MILANO METRO 4 | Al via la talpa per la tratta centro, da Tricolore a Solari

di mobilita

Nel pomeriggio di oggi – alla presenza dell’ assessore alla Mobilità, Marco Granelli, il presidente di M4 Spa, Fabio Terragni, l’amministratore delegato di Metro Blu, Massimo Lodico (Astaldi) e il presidente di CMM4, Guido Mannella (Salini Impregilo) – è partita la prima delle due macchine dedicate alla realizzazione delle gallerie del centro città. Si è aperta così la terza e ultima fase dei lavori sotterranei di M4. La Tunnel Boring Machine (TBM), nome tecnico della “talpa”, ha iniziato a scavare presso la Stazione Tricolore, interscambio con la tratta est della Blu.
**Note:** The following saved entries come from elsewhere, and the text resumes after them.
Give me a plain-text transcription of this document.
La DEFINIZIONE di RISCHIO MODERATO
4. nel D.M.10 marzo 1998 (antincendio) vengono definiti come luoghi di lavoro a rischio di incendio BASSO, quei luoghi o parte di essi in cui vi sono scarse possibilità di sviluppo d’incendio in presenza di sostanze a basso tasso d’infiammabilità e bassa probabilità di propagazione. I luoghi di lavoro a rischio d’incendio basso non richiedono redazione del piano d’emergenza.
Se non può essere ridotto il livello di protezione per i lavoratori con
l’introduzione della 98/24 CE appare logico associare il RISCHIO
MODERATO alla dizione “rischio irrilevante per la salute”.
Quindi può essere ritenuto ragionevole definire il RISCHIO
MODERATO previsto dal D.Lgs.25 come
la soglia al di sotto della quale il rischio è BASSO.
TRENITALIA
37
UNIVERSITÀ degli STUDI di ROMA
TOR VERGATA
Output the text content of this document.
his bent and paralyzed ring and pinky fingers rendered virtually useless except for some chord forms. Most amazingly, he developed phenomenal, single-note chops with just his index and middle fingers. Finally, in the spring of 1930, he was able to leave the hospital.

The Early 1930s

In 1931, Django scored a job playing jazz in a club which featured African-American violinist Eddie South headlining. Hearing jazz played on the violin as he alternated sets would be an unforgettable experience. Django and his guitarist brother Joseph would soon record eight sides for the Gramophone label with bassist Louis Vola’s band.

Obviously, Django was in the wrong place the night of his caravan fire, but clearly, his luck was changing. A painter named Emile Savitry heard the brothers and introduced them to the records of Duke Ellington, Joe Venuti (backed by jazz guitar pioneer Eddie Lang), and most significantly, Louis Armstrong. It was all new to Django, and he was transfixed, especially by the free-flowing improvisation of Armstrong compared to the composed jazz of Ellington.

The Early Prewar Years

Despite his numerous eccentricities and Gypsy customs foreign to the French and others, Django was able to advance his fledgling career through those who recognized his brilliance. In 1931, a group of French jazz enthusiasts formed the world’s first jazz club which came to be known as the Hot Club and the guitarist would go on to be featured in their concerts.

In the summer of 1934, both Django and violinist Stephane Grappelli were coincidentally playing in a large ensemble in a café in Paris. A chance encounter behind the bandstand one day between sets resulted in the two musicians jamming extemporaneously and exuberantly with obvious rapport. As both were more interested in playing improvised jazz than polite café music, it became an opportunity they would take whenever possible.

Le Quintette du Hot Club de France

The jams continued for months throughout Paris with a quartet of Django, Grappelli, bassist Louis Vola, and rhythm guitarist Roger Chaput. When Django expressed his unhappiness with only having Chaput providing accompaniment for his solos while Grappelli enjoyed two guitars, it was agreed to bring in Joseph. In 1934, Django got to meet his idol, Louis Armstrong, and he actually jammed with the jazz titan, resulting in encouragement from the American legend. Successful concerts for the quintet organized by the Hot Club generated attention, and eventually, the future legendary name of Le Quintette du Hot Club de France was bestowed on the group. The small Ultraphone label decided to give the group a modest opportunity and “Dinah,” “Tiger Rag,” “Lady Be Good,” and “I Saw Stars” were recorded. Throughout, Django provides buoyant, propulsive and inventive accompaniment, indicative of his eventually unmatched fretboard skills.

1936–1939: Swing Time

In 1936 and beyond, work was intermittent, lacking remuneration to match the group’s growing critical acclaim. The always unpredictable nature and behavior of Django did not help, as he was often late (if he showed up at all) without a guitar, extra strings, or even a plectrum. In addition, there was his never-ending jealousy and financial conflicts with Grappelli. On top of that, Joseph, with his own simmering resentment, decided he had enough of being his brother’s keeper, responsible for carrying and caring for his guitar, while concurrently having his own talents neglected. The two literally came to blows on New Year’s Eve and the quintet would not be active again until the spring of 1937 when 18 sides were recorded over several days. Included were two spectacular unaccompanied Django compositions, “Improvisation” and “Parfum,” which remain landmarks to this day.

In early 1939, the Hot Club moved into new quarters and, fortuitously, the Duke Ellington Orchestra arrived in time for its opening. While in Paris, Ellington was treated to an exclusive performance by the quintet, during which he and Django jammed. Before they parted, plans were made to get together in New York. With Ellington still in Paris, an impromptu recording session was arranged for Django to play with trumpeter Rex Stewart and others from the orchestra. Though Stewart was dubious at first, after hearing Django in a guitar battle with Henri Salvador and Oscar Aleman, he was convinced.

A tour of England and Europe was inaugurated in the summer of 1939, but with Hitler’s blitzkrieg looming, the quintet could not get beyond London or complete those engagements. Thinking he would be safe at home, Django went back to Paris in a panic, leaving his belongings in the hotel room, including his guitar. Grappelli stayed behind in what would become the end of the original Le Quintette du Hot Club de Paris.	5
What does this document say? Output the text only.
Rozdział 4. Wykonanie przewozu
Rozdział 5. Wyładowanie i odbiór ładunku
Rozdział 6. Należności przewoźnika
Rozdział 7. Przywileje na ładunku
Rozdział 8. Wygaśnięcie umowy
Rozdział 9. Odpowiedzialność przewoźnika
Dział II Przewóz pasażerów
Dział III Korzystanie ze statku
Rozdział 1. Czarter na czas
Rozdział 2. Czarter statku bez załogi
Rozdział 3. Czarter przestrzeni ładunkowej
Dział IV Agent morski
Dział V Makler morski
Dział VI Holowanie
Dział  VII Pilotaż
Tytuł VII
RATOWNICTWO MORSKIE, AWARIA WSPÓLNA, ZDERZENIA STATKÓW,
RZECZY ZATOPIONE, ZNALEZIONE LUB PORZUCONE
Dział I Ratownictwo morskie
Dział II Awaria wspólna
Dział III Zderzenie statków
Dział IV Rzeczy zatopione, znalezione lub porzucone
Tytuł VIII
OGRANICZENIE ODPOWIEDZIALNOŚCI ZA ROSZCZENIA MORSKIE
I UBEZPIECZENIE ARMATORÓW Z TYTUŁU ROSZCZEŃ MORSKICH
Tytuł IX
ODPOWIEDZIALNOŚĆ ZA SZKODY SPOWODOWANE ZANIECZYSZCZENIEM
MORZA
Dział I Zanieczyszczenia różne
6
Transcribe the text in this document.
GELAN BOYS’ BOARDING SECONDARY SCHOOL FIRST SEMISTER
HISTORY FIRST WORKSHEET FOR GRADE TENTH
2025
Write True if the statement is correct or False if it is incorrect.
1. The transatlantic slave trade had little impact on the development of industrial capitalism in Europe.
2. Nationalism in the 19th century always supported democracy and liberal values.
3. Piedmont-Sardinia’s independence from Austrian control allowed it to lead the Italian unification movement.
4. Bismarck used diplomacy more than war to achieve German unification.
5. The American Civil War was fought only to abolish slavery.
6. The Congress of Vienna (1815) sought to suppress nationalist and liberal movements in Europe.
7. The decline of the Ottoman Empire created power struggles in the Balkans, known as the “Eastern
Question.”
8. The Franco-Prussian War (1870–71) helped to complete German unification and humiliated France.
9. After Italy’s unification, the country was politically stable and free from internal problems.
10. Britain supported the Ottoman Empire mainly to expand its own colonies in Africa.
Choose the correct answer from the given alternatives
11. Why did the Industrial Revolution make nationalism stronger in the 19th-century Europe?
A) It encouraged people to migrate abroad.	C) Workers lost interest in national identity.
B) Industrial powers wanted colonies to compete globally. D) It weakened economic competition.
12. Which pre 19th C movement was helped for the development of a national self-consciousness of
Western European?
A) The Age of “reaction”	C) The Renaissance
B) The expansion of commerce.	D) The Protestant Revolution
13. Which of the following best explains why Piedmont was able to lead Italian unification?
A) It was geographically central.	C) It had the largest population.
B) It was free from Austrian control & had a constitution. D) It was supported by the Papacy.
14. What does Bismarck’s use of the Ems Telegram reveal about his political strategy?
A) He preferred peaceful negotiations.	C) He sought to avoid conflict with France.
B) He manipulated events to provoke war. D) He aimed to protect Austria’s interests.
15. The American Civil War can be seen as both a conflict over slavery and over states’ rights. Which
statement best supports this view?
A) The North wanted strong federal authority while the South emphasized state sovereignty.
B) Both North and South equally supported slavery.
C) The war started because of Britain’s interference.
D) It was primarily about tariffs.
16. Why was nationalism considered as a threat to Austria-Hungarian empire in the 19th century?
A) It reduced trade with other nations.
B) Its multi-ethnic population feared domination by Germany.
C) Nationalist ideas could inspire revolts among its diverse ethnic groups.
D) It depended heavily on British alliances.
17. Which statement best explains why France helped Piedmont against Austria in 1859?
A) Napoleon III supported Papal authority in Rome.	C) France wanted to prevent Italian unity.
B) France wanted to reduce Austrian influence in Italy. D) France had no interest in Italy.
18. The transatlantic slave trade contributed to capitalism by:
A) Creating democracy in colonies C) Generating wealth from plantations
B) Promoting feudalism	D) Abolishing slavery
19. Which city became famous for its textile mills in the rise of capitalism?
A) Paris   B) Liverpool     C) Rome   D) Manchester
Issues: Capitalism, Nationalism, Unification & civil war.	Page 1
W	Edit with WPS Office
Lo scavo e la contestuale posa dei “conci” in cemento armato avverranno in direzione centro con un avanzamento previsto di circa 15 metri al giorno e a una profondità media di 20-25metri, lavorando ininterrottamente sulle 24 ore, 7 giorni su 7. La tratta centro riguarda otto fermate: Tricolore, San Babila, Sforza Policlinico, Santa Sofia, Vetra, De Amicis, Sant’Ambrogio, Parco Solari. Le talpe utilizzate per questa tratta sono differenti da quelle utilizzate nelle tratte est e ovest. Le due macchine destinate al percorso da Tricolore a Solari sono infatti più grandi, con un diametro di 9,15 metri rispetto ai 6,36 metri delle TBM esterne. Questa scelta consente di posizionare le banchine di stazione all’interno della sagoma della galleria, riducendo l’impatto superficiale in un’area della città in cui lo spazio è esiguo. Ad oggi, il lavoro delle talpe in tratta est (da Linate a Tricolore) è concluso, essendo già state interamente realizzate le gallerie (parzialmente sono stati posati anche i binari), mentre sono in piena attività le due TBM impegnate sulla tratta ovest (da S.Cristoforo a Solari). La prima, dopo la manutenzione ordinaria, è ripartita dalla stazione Segneri in direzione Stazione Gelsomini, mentre la seconda è in arrivo a Segneri. La seconda talpa per il centro città partirà da Tricolore a gennaio, mentre l’arrivo di entrambe a Solari, tappa finale del loro lavoro, è previsto a inizio 2020, una volta compiuti i 4,7 km della tratta.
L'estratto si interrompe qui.